Le RGPD, beaucoup de dirigeants de TPE/PME le classent encore dans la case "ça concerne les grands groupes, pas nous". C'est faux depuis le premier jour. Le texte ne fixe aucun seuil de taille : dès qu'une entreprise traite une donnée personnelle (un fichier client, une fiche de paie, un formulaire de contact sur un site, une liste de prospection), elle est responsable de traitement au sens du RGPD, qu'elle ait 2 salariés ou 2000.
Ce que change 2026, ce n'est pas le texte : il est stable depuis mai 2018. Ce qui change, c'est le niveau de contrôle. Voici les chiffres réels de la CNIL, et ce qu'un dirigeant doit poser en priorité.
Qui est concerné, concrètement
Si votre entreprise fait au moins une de ces choses, elle est concernée :
- Elle gère une fiche client, un CRM ou un fichier de prospection.
- Elle emploie du personnel (dossiers RH, paie, badgeuse, vidéosurveillance).
- Elle a un site avec un formulaire de contact, une newsletter ou des cookies de mesure d'audience.
- Elle utilise un outil d'IA (ChatGPT, Claude, un assistant CRM) sur des données concernant des personnes réelles.
Autrement dit : la quasi-totalité des TPE/PME françaises. La question n'est pas "suis-je concerné", elle est "est-ce que je sais ce que je fais de ces données".
Ce que la CNIL a réellement sanctionné en 2025
En 2025, la CNIL a rendu 259 décisions, dont 83 sanctions, pour un montant cumulé d'environ 486,8 millions d'euros. Ce chiffre donne une impression trompeuse : il est presque entièrement porté par deux dossiers, Google (325 millions d'euros) et Shein (150 millions d'euros), sur des manquements liés aux cookies. Ces deux amendes représentent à elles seules environ 475 des 487 millions d'euros.

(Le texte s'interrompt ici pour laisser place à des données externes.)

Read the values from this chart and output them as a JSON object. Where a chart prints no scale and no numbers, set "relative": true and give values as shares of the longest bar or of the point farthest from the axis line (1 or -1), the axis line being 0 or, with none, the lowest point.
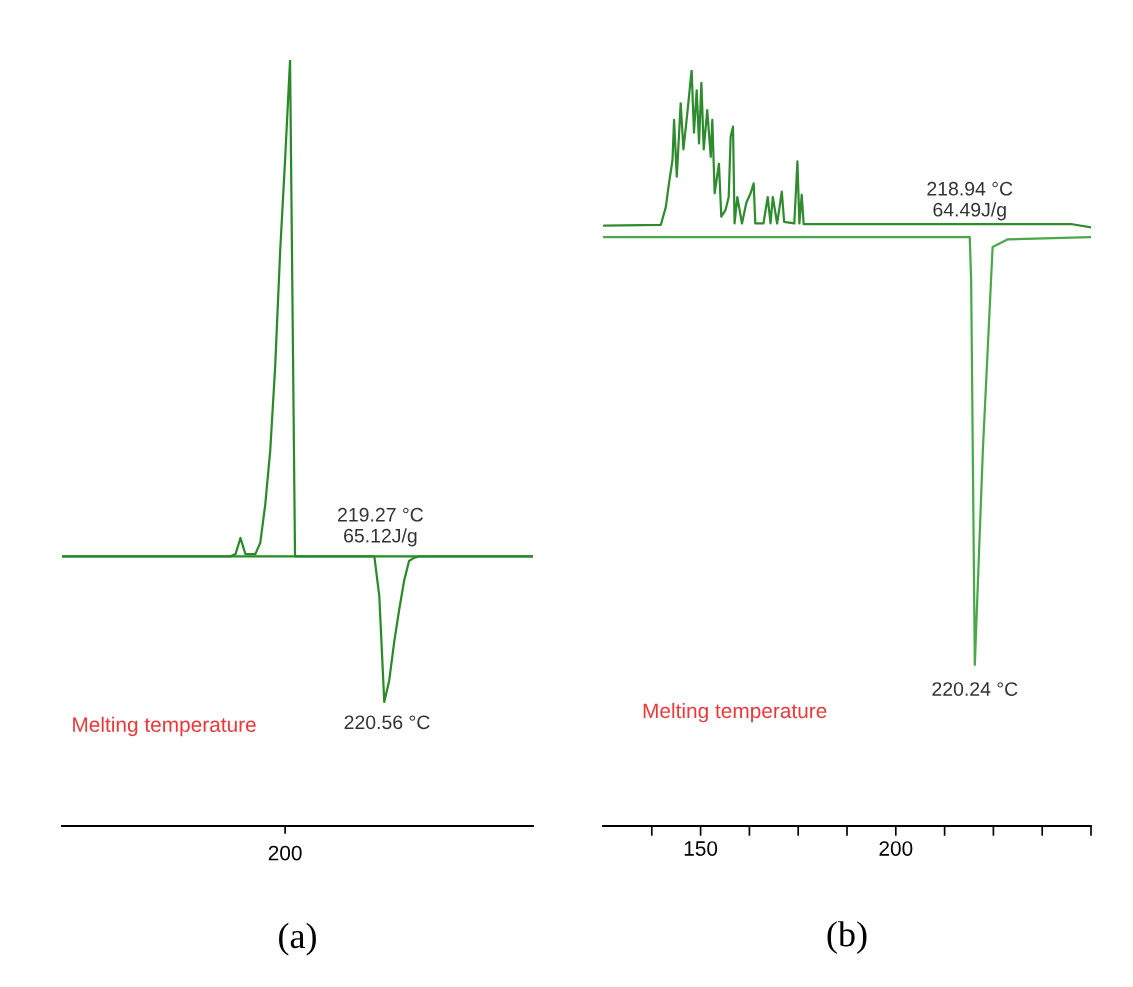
{
  "chart_data": [
    {
      "type": "line",
      "title": "(a)",
      "relative": true,
      "tick_labels": "x",
      "grid": false,
      "legend": false,
      "categories": [
        null,
        null,
        null,
        null,
        null,
        null,
        null,
        null,
        null,
        null,
        null,
        null,
        null,
        null,
        null,
        null,
        null,
        null,
        null,
        null,
        null,
        null,
        null,
        null,
        null,
        null,
        null,
        null,
        null,
        null,
        null,
        null,
        null,
        null,
        null,
        null,
        null,
        null,
        null,
        null,
        null,
        null,
        null,
        null,
        null,
        null,
        null,
        null,
        null,
        null,
        null,
        null,
        null,
        null,
        null,
        null,
        null,
        null,
        null,
        null,
        null,
        null,
        null,
        null,
        null,
        null,
        null,
        null,
        null,
        null,
        null,
        null,
        null,
        null,
        null,
        null,
        null,
        null,
        null,
        null,
        null,
        null,
        null,
        null,
        null,
        null,
        null,
        null,
        null,
        null,
        null,
        null,
        null,
        null,
        null,
        null
      ],
      "series": [
        {
          "color": "#2a8a2a",
          "values": [
            0.352,
            0.352,
            0.352,
            0.352,
            0.352,
            0.352,
            0.352,
            0.352,
            0.352,
            0.352,
            0.352,
            0.352,
            0.352,
            0.352,
            0.352,
            0.352,
            0.352,
            0.352,
            0.352,
            0.352,
            0.352,
            0.352,
            0.352,
            0.352,
            0.352,
            0.352,
            0.352,
            0.352,
            0.352,
            0.352,
            0.352,
            0.352,
            0.352,
            0.352,
            0.352,
            0.352,
            0.352,
            0.352,
            0.352,
            0.352,
            0.352,
            0.352,
            0.352,
            0.352,
            0.352,
            0.352,
            0.352,
            0.352,
            0.352,
            0.352,
            0.352,
            0.352,
            0.352,
            0.352,
            0.352,
            0.352,
            0.352,
            0.352,
            0.352,
            0.352,
            0.352,
            0.352,
            0.352,
            0.352,
            0.3,
            0.162,
            0.19,
            0.24,
            0.282,
            0.32,
            0.346,
            0.35,
            0.352,
            0.352,
            0.352,
            0.352,
            0.352,
            0.352,
            0.352,
            0.352,
            0.352,
            0.352,
            0.352,
            0.352,
            0.352,
            0.352,
            0.352,
            0.352,
            0.352,
            0.352,
            0.352,
            0.352,
            0.352,
            0.352,
            0.352,
            0.352
          ]
        },
        {
          "color": "#2a8a2a",
          "values": [
            0.352,
            0.352,
            0.352,
            0.352,
            0.352,
            0.352,
            0.352,
            0.352,
            0.352,
            0.352,
            0.352,
            0.352,
            0.352,
            0.352,
            0.352,
            0.352,
            0.352,
            0.352,
            0.352,
            0.352,
            0.352,
            0.352,
            0.352,
            0.352,
            0.352,
            0.352,
            0.352,
            0.352,
            0.352,
            0.352,
            0.352,
            0.352,
            0.352,
            0.352,
            0.352,
            0.355,
            0.376,
            0.355,
            0.355,
            0.355,
            0.37,
            0.42,
            0.49,
            0.6,
            0.75,
            0.87,
            1.0,
            0.352,
            0.352,
            0.352,
            0.352,
            0.352,
            0.352,
            0.352,
            0.352,
            0.352,
            0.352,
            0.352,
            0.352,
            0.352,
            0.352,
            0.352,
            0.352,
            0.352,
            0.352,
            0.352,
            0.352,
            0.352,
            0.352,
            0.352,
            0.352,
            0.352,
            0.352,
            0.352,
            0.352,
            0.352,
            0.352,
            0.352,
            0.352,
            0.352,
            0.352,
            0.352,
            0.352,
            0.352,
            0.352,
            0.352,
            0.352,
            0.352,
            0.352,
            0.352,
            0.352,
            0.352,
            0.352,
            0.352,
            0.352,
            0.352
          ]
        }
      ],
      "annotations": [
        "219.27 °C\n65.12J/g",
        "220.56 °C",
        "Melting temperature",
        "200"
      ]
    },
    {
      "type": "line",
      "title": "(b)",
      "relative": true,
      "tick_labels": "x",
      "grid": false,
      "legend": false,
      "xlim": [
        125,
        250
      ],
      "xticks": [
        {
          "value": 137.5,
          "label": null
        },
        150,
        {
          "value": 162.5,
          "label": null
        },
        {
          "value": 175,
          "label": null
        },
        {
          "value": 187.5,
          "label": null
        },
        200,
        {
          "value": 212.5,
          "label": null
        },
        {
          "value": 225,
          "label": null
        },
        {
          "value": 237.5,
          "label": null
        },
        {
          "value": 250,
          "label": null
        }
      ],
      "series": [
        {
          "color": "#2e8b2e",
          "x": [
            125.3,
            139.8,
            141.1,
            141.9,
            142.8,
            143.2,
            143.9,
            144.9,
            145.6,
            146.6,
            147.7,
            148.3,
            149.0,
            149.6,
            150.2,
            150.8,
            151.7,
            152.6,
            153.0,
            153.6,
            154.7,
            155.3,
            156.4,
            157.2,
            157.7,
            158.3,
            158.7,
            159.4,
            160.6,
            161.7,
            162.8,
            163.6,
            164.0,
            166.1,
            167.2,
            167.9,
            168.5,
            169.6,
            170.8,
            171.4,
            174.0,
            174.8,
            175.3,
            175.9,
            176.4,
            245.2,
            249.8
          ],
          "values": [
            0.794,
            0.795,
            0.819,
            0.85,
            0.881,
            0.934,
            0.859,
            0.956,
            0.895,
            0.943,
            1.0,
            0.917,
            0.973,
            0.903,
            0.983,
            0.895,
            0.947,
            0.885,
            0.934,
            0.837,
            0.876,
            0.806,
            0.815,
            0.832,
            0.912,
            0.925,
            0.797,
            0.832,
            0.797,
            0.824,
            0.837,
            0.85,
            0.797,
            0.797,
            0.832,
            0.797,
            0.832,
            0.797,
            0.839,
            0.799,
            0.797,
            0.879,
            0.797,
            0.835,
            0.796,
            0.796,
            0.792
          ]
        },
        {
          "color": "#4aa84a",
          "x": [
            125.3,
            218.94,
            219.3,
            220.24,
            222.3,
            224.8,
            228.7,
            249.8
          ],
          "values": [
            0.779,
            0.779,
            0.722,
            0.213,
            0.497,
            0.766,
            0.776,
            0.779
          ]
        }
      ],
      "annotations": [
        {
          "text": "218.94 °C\n64.49J/g",
          "x": 218.94,
          "y": 0.779
        },
        {
          "text": "220.24 °C",
          "x": 220.24,
          "y": 0.213
        },
        "Melting temperature"
      ]
    }
  ]
}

Le chiffre qui concerne réellement une TPE/PME est ailleurs : sur les 83 sanctions de 2025, 67 sont passées par la procédure simplifiée, une procédure plus rapide, réservée aux dossiers moins complexes, plafonnée à 20 000 euros d'amende (montants typiques observés entre 3 000 et 20 000 euros). Ces décisions ne sont jamais rendues publiques, contrairement aux grosses sanctions médiatisées. C'est cette invisibilité qui entretient l'idée fausse que "seuls les géants écopent".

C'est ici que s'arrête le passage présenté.